A degree means “something” to many people - including employers that require one for many entry level jobs, and people who wish they had the opportunity, time, and money to get one and can’t.
It’s up to you. One of my kids didn’t participate in the graduation ceremony and then was disappointed when no one made a big deal about her graduating. She thought she’d somehow get a lot of attention and gifts even without the ‘event.’ She got cards and gifts, but nothing like her boyfriend received two years earlier. She also doesn’t seem to understand that we have a small family and he seems to be related to half of New Jersey.
She was especially disappointed 6 months later when her sister graduated and people actually attended and we all went out to lunch. I think she wished she’d have done a little more.
I don’t think graduation is meaningless, but if you do, don’t make a big deal out of it.
I didn’t give my D a party when she graduated from a 5 year program with a masters. We all went out to a dinner in her college town and allowed her to bring a few friends - nothing fancy, think Red Lobster, Olive Garden type place - but we had a blast. She worked in her field for one year and is now doing something totally different.
S17 is set to graduate next year and he has already said that he doesn’t want a party. We will probably do a dinner in his college town. Since he is graduating a year early, most of his cohort is not going to be walking with him, so we will take some of them out to dinner, probably the night before as they will leave before graduation since they are not graduating.

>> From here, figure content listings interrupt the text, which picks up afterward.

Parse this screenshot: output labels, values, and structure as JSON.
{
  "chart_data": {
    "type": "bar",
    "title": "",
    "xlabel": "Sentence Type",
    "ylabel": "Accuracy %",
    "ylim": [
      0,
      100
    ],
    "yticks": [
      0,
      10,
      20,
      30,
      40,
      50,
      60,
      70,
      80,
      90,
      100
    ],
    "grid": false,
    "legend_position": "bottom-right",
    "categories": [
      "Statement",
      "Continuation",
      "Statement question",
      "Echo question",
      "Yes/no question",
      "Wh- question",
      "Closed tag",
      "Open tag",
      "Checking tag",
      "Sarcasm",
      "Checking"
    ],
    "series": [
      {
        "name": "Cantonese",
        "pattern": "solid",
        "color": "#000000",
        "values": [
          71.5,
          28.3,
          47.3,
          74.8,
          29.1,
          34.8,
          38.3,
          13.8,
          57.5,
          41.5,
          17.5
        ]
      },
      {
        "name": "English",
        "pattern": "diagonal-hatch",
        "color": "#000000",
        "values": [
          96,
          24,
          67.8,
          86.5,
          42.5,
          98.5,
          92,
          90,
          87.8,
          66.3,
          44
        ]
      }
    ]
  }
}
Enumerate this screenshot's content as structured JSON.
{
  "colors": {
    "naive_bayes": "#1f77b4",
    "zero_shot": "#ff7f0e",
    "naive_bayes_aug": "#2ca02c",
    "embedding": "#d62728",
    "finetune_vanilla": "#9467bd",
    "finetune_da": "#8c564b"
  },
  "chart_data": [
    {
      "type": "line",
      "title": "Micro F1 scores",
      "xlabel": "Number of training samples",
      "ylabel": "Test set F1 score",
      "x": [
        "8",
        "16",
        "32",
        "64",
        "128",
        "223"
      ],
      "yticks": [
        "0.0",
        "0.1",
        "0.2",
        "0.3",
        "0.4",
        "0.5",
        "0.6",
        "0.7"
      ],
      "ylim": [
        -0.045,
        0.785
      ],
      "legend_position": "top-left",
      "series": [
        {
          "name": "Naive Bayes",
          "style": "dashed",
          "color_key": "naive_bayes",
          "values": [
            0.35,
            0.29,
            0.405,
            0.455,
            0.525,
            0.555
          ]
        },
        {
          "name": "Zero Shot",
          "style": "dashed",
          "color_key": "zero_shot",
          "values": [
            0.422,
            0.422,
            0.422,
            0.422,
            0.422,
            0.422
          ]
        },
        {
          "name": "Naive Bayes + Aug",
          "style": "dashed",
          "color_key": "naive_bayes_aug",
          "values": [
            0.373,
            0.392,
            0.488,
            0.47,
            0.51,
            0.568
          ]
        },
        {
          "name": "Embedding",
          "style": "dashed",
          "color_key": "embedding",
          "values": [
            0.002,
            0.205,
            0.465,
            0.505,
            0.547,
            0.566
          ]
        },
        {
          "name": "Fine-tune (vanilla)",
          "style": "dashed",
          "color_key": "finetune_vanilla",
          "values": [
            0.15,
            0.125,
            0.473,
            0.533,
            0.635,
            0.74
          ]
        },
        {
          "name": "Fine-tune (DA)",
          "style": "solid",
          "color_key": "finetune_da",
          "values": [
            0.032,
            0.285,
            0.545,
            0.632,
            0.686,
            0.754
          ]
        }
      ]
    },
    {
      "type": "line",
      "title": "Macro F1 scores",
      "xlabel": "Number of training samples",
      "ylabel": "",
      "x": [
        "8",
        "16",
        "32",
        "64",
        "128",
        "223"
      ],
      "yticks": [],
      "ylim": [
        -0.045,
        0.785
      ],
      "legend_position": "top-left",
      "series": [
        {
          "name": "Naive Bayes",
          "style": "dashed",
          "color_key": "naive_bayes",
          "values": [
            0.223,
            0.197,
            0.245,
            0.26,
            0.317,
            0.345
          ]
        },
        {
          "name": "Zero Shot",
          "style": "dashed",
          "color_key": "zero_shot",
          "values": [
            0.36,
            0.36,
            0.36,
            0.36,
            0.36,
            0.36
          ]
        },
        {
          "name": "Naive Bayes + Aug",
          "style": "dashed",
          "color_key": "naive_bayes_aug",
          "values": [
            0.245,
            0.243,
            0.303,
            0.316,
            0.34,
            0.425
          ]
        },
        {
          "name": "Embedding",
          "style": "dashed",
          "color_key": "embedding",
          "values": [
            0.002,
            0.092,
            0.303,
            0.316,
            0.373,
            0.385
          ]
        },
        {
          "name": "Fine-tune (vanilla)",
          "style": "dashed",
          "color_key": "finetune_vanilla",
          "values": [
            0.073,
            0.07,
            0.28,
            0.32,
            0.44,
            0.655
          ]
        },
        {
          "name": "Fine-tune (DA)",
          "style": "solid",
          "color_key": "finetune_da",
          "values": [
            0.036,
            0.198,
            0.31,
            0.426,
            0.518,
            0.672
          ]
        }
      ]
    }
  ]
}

When he gets home, I might let him take a few friends out or have a small BBQ but not a huge party.
Define “big graduation party”.
I just feel any milestone like this is a good reason to celebrate an accomplishment (it could just be making a favorite meal). We do life once. No regrets
What do you mean by “big graduation party”?
A family dinner at a park or someone’s home?
An event at an event place…you know catered with an open bar?
Dinner at a restaurant?
Party for friends and relatives with the expectation that gifts will be received?
Party just for friends?
Party for 10…100…200? Which?
No definition makes it impossible to answer your question. But I’ll tell you what we did.
We rented a B and B and invited family to attend who lived 3000 milers away…and 12 came. We had a nice dinner out the night before the graduation. After the ceremony, we took everyone out for a great early dinner. In the evening, we hosted a pool party with food for our kid and any friends and their families she wanted to invite, along with our family.
For kid 2, we had an early dinner before a senior music recital for family and friends we invited…most were traveling a couple of hours. Then we hosted a post recital reception for everyone who attended. The next morning, we took the family who attended out for a very nice brunch…private dining room.
We did this because we wanted to. It doesn’t sound like the OP wants to have a celebration of any kind. If that is the case…then just don’t.